I'll be on holiday from Friday 24th to July 4th, with no connectivity,
but I will read my e-mail when I come back.
To recap, toplevel bootstrap has several aims, including:
1) simplifying the binary compatibility problems when you are
bootstrapping GCC with a proprietary compiler, or maybe a very old GCC.
2) being able to fully bootstrap a toolchain, that is building
assemblers, linkers and even tools such as bison and flex with the
compiler that is in your tree.
3) in 4.2, it will allow removing an awful lot of hair from the gcc
Makefile, for example the stageXYZ dangling links that the configure
script creates in language subdirectories.

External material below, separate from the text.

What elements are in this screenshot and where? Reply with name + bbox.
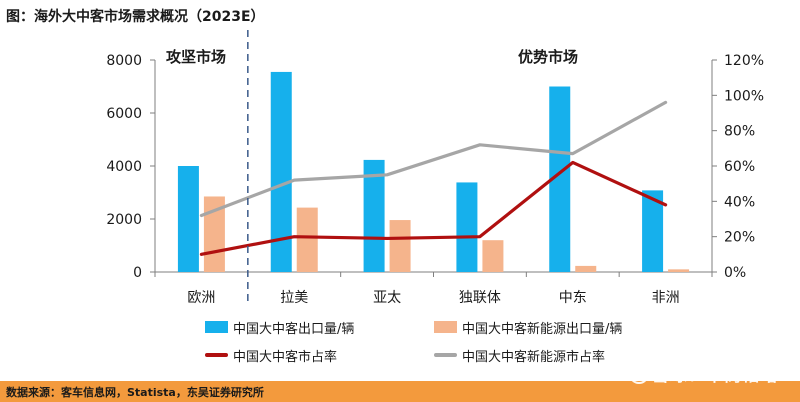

A small special casing for
the current bootstrapping system had even percolated in gcc.c :-/
4) possibly it could be used to simplify the way libada and gnattools
are built, by three-staging them as well.
Toplevel bootstrap is able to bootstrap a compiler with separate
reconfigurations and rebuilds of libiberty/libcpp/gcc in all the three
stages. It is actually possible to bootstrap a whole toolchain, so that
the final executable is built with the assembler and linker that are in
a combined tree.
To enable toplevel bootstrap, just configure with --enable-bootstrap.

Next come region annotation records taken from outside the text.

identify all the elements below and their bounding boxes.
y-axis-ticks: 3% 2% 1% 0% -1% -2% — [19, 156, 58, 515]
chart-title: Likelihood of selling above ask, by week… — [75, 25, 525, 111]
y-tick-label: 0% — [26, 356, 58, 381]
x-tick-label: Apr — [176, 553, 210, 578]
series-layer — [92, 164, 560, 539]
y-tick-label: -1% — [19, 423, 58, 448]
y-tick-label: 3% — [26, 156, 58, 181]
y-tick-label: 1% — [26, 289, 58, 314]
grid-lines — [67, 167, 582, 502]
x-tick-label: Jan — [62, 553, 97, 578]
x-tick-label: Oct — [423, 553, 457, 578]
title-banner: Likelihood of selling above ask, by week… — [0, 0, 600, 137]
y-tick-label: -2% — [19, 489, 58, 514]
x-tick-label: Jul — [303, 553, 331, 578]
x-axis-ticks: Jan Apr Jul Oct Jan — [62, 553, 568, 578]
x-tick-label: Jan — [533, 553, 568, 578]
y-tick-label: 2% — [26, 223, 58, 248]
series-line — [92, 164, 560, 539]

Then, "make" will do more or less what "make bubblestrap" used to do:
start from stage1, rebuild everything that had to be rebuilt, configure
stage2 if it has not been configured yet, build stage2, and the same for
stage3. As mentioned, "rebuilding" is not limited to GCC: libiberty,
libcpp, and other dependencies of GCC are all configured and compiled
three times. It is the same as rebuilding a whole tree from scratch
three times, each time using the previous build as the result.
It supports all the bells and whistles like bubblestraps and restageN,
which help during development. "make restrap" is not supported. "make
restageN" is called "make all-stageN", and there is also "make
all-stageN-gcc" to rebuild gcc only.
The idea is that just before or just after the end of stage2, I will
post the obvious patch making --enable-bootstrap the default. Then,
"make" will just DTRT, bootstrapping whenever possible. In 4.1,
old-style bootstrap will still be available with "./configure
--disable-bootstrap; make bootstrap" (non intuitive maybe, but in the
long term, it would only be one more historic wart if the flag was
called --{enable,disable}-toplevel-bootstrap).

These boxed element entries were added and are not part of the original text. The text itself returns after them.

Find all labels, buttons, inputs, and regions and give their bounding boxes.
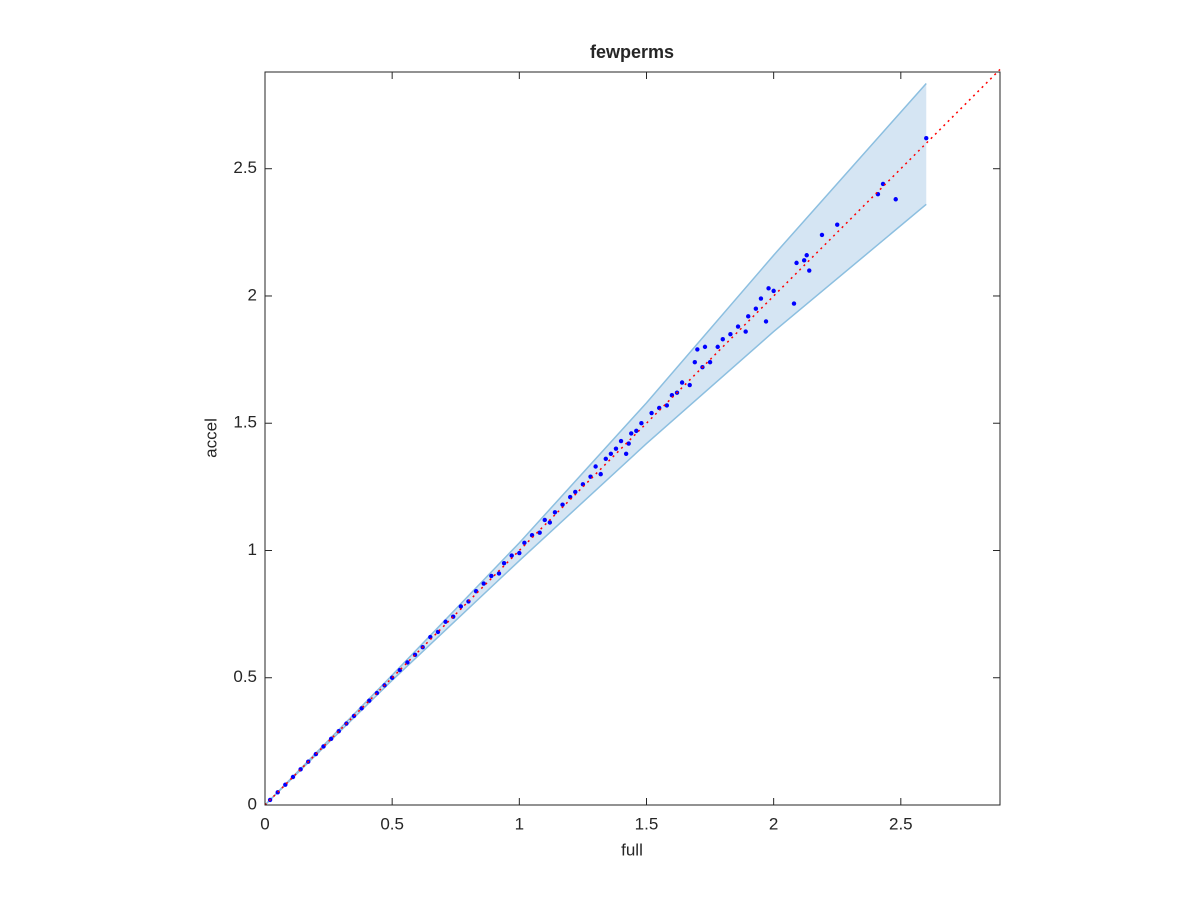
scatter-point [649, 410, 654, 416]
y-tick-label: 2.5 [233, 158, 257, 177]
scatter-point [893, 197, 898, 202]
scatter-point [481, 581, 486, 586]
scatter-point [626, 441, 631, 446]
scatter-point [715, 344, 720, 350]
axes-box [264, 71, 1001, 806]
scatter-point [537, 530, 542, 535]
scatter-point [290, 774, 296, 780]
scatter-point [819, 232, 825, 238]
x-tick-label: 1 [515, 814, 524, 833]
scatter-point [613, 446, 619, 451]
scatter-point [771, 288, 776, 294]
scatter-point [794, 260, 799, 266]
scatter-point [313, 751, 319, 757]
x-tick-label: 2.5 [889, 814, 913, 833]
scatter-point [552, 510, 558, 515]
y-tick-label: 1 [248, 540, 257, 559]
y-axis-label: accel [201, 418, 220, 458]
scatter-point [791, 301, 797, 306]
scatter-point [924, 135, 929, 141]
scatter-point [501, 561, 507, 566]
scatter-point [351, 713, 357, 719]
scatter-point [509, 553, 514, 558]
scatter-point [466, 599, 471, 604]
scatter-point [664, 403, 670, 408]
scatter-point [687, 382, 692, 388]
scatter-point [835, 222, 840, 227]
scatter-point [766, 286, 771, 291]
scatter-point [743, 329, 748, 334]
y-tick-label: 2 [248, 285, 257, 304]
scatter-point [801, 258, 807, 263]
scatter-point [707, 359, 713, 365]
scatter-point [695, 347, 700, 352]
scatter-point [804, 253, 809, 258]
scatter-point [692, 359, 698, 365]
scatter-point [489, 573, 494, 579]
scatter-point [753, 306, 759, 311]
scatter-point [443, 619, 448, 624]
y-tick-label: 0.5 [233, 667, 257, 686]
scatter-point [728, 331, 733, 337]
scatter-point [702, 344, 708, 350]
y-tick-label: 1.5 [233, 413, 257, 432]
scatter-point [389, 675, 395, 680]
scatter-point [517, 550, 522, 556]
scatter-point [679, 380, 685, 385]
scatter-point [720, 337, 725, 342]
x-axis-label: full [621, 840, 643, 859]
scatter-point [547, 520, 553, 525]
scatter-point [560, 502, 565, 507]
x-tick-label: 2 [769, 814, 778, 833]
x-tick-label: 0.5 [380, 814, 404, 833]
scatter-point [639, 421, 644, 426]
chart-title: fewperms [590, 42, 674, 62]
scatter-point [573, 489, 578, 495]
scatter-point [542, 517, 547, 523]
scatter-point [763, 319, 769, 324]
scatter-point [629, 431, 634, 436]
scatter-point [623, 451, 629, 456]
scatter-point [807, 268, 812, 273]
scatter-point [746, 314, 751, 319]
band-edge [264, 82, 927, 806]
scatter-point [458, 604, 464, 609]
y-tick-label: 0 [248, 794, 257, 813]
scatter-point [618, 438, 624, 444]
scatter-point [598, 471, 603, 477]
scatter-point [522, 540, 527, 546]
scatter-point [603, 456, 608, 462]
scatter-point [608, 451, 614, 456]
scatter-point [275, 790, 280, 795]
scatter-point [735, 324, 741, 329]
scatter-point [496, 571, 502, 576]
x-tick-label: 1.5 [635, 814, 659, 833]
scatter-point [758, 296, 764, 301]
x-tick-label: 0 [260, 814, 269, 833]
scatter-point [593, 464, 598, 469]
scatter-point [634, 428, 639, 434]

"Lean" bootstraps are also supported, but they are enabled with
--enable-bootstrap=lean rather than with special targets.
"make profiledbootstrap" works with the patch at
http://gcc.gnu.org/ml/gcc-patches/2005-06/msg01770.html.
Combined tree builds currently trigger warnings in binutils and ld, but
you can use --disable-werror to try them. A few weeks ago it worked,
but this morning I tried a combined tree profiledbootstrap and it
crashed while linking libstdc++. :-( I have not yet investigated
whether it is a profiledbootstrap miscompilation, or a genuine libbfd bug.
I see no regression on i686-pc-linux-gnu with toplevel bootstrap.